Banking Licence Application Process in Denmark
To obtain a banking licence in Denmark, applicants must submit a written application to the Financial Supervisory Authority (FSA). The process is thorough and requires a significant amount of documentation.
Application Requirements
According to industry experts at Carsted Rosenberg Advokatfirma, the application should cover various aspects, including:
- Articles of association and minutes from the incorporation
- Information about share capital and evidence that it has been fully paid-in
- Opening balance sheet and budgets for the first three years
- Business model and plan
- IT structure and statements from the applicant accountant
- Rules of procedure for the board of directors and management instruction
- Written procedures for relevant activities, risk management, conflicts of interest, internal controls, IT security, proposed auditor, timetable for application and commencement of permitted activities, and fit and proper applications for the board of directors, management, and shareholders with a qualifying interest
Processing Time
The FSA has six months to process the application, provided it contains all necessary information and documentation. If any information is missing, the deadline will be postponed until all required documents are submitted.

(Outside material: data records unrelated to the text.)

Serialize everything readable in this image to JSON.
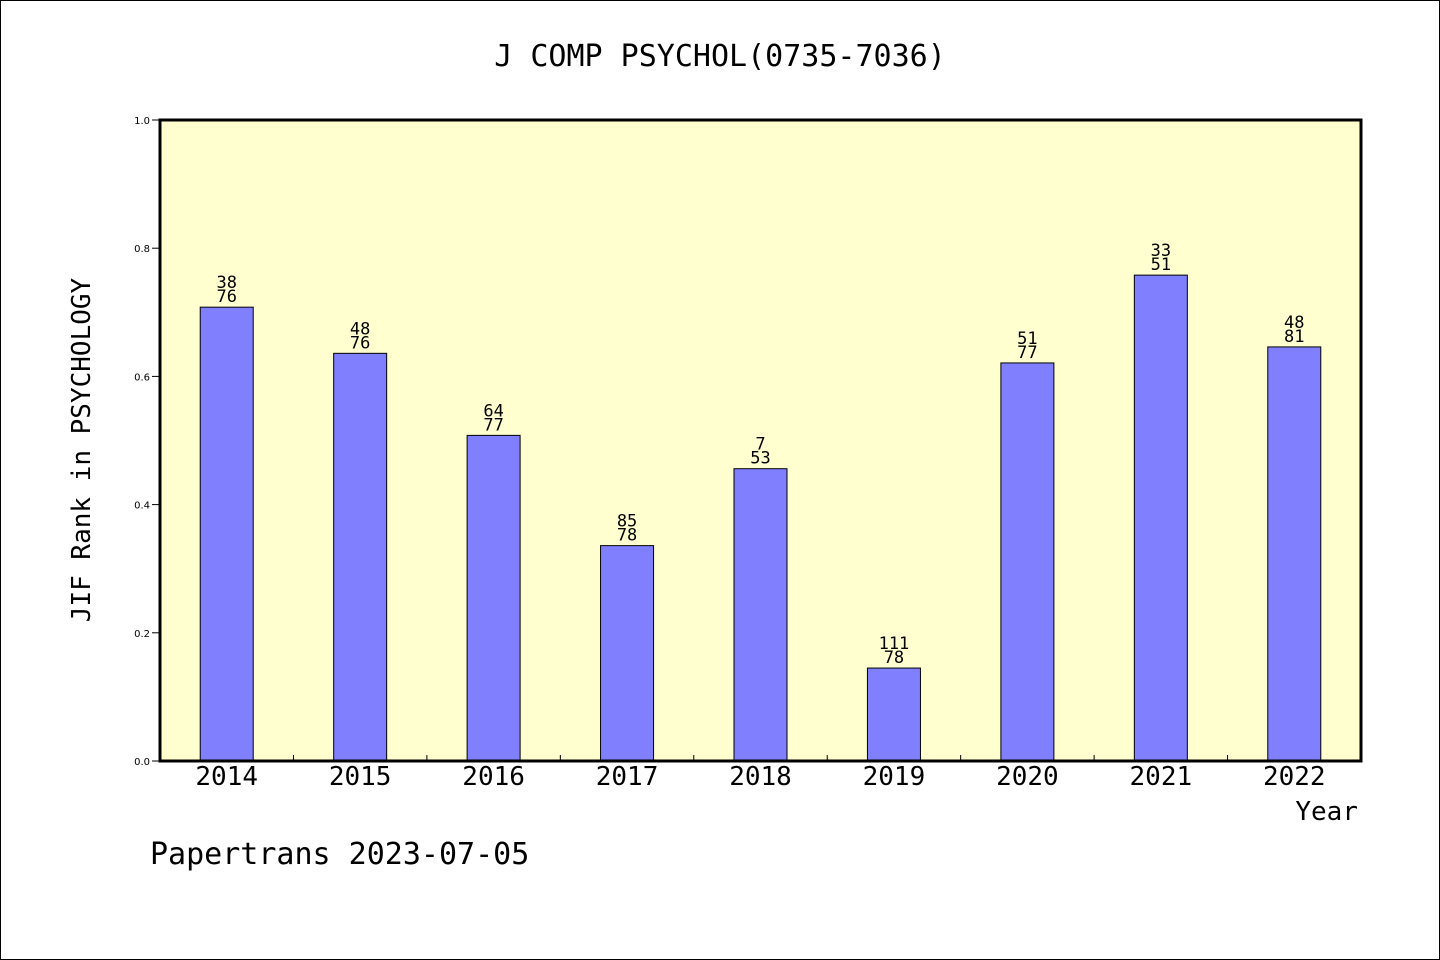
{
  "chart_data": {
    "type": "bar",
    "title": "J COMP PSYCHOL(0735-7036)",
    "xlabel": "Year",
    "ylabel": "JIF Rank in PSYCHOLOGY",
    "ylim": [
      0.0,
      1.0
    ],
    "yticks": [
      "0.0",
      "0.2",
      "0.4",
      "0.6",
      "0.8",
      "1.0"
    ],
    "categories": [
      "2014",
      "2015",
      "2016",
      "2017",
      "2018",
      "2019",
      "2020",
      "2021",
      "2022"
    ],
    "values": [
      0.708,
      0.636,
      0.508,
      0.336,
      0.456,
      0.145,
      0.621,
      0.758,
      0.646
    ],
    "labels_top": [
      "38",
      "48",
      "64",
      "85",
      "7",
      "111",
      "51",
      "33",
      "48"
    ],
    "labels_bottom": [
      "76",
      "76",
      "77",
      "78",
      "53",
      "78",
      "77",
      "51",
      "81"
    ],
    "colors": {
      "bar": "#8080ff",
      "plot_bg": "#ffffd0"
    },
    "grid": false
  },
  "footer": {
    "credit": "Papertrans 2023-07-05"
  }
}
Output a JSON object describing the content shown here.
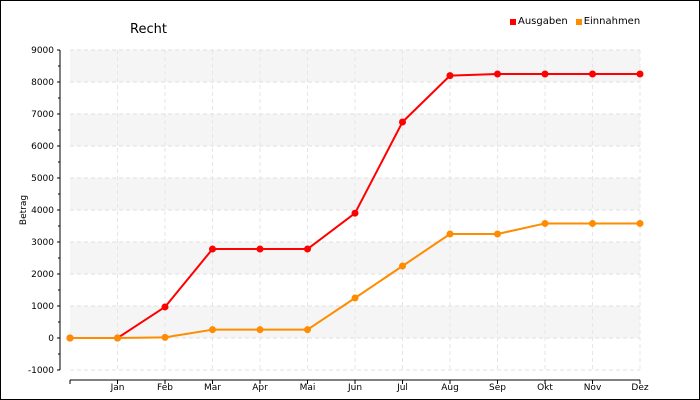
{
  "chart_data": {
    "type": "line",
    "title": "Recht",
    "xlabel": "",
    "ylabel": "Betrag",
    "categories": [
      "",
      "Jan",
      "Feb",
      "Mar",
      "Apr",
      "Mai",
      "Jun",
      "Jul",
      "Aug",
      "Sep",
      "Okt",
      "Nov",
      "Dez"
    ],
    "ylim": [
      -1000,
      9000
    ],
    "yticks": [
      -1000,
      0,
      1000,
      2000,
      3000,
      4000,
      5000,
      6000,
      7000,
      8000,
      9000
    ],
    "grid": true,
    "legend_position": "top-right",
    "series": [
      {
        "name": "Ausgaben",
        "color": "#ff0000",
        "values": [
          0,
          0,
          970,
          2780,
          2780,
          2780,
          3900,
          6750,
          8200,
          8250,
          8250,
          8250,
          8250
        ]
      },
      {
        "name": "Einnahmen",
        "color": "#ff8c00",
        "values": [
          0,
          0,
          20,
          260,
          260,
          260,
          1250,
          2250,
          3250,
          3250,
          3580,
          3580,
          3580
        ]
      }
    ]
  }
}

Regulatory Capital and Liquidity
Denmark’s banking system is typically funded through a combination of share capital supplemented by various forms of tier 2 capital. The minimum capital requirement for banks in Denmark is a paid-in share capital of €5 million. Additionally, the board of directors and management must ensure that the bank holds sufficient capital to cover its risks.
Supervision of Banking Groups
Banking groups are supervised on a consolidated basis in accordance with the Financial Business Act and the Capital Requirements Regulation. If the parent company is located in another EU/EEA country, the Danish FSA will primarily supervise the Danish branch or subsidiary and assist the home- state regulator in overall supervision.
Systemically Important Banks
Systemically important financial institutions (SIFIs) and global systemic important financial institutions (G-SIFIs) are subject to a special regulatory regime set out in Chapter 19 of the Financial Business Act. This includes requirements such as:
- Maintaining a specific SIFI capital buffer
- Identifying key personnel
- Establishing committees on remuneration, nomination, and risk
- Limiting board and management positions
- Restrictions on bonus schemes and variable remuneration
Central Bank Role
The Danish central bank (Nationalbanken) plays a crucial role in ensuring stable prices, safe payments, and a stable financial system. It achieves this by:
- Committing to a fixed exchange rate policy vis-à-vis the euro
- Acting as a banker for all Danish banks
- Overseeing and assessing financial stability in Denmark
Activities
The Danish banking sector is subject to various regulations, including those related to:
- Mortgage lending
- Consumer credit
- Investment services
- Payment services and e-money
For instance, mortgage credit institutions are regulated by the Financial Business Act, while consumer credit is governed by the Credit Agreement Act.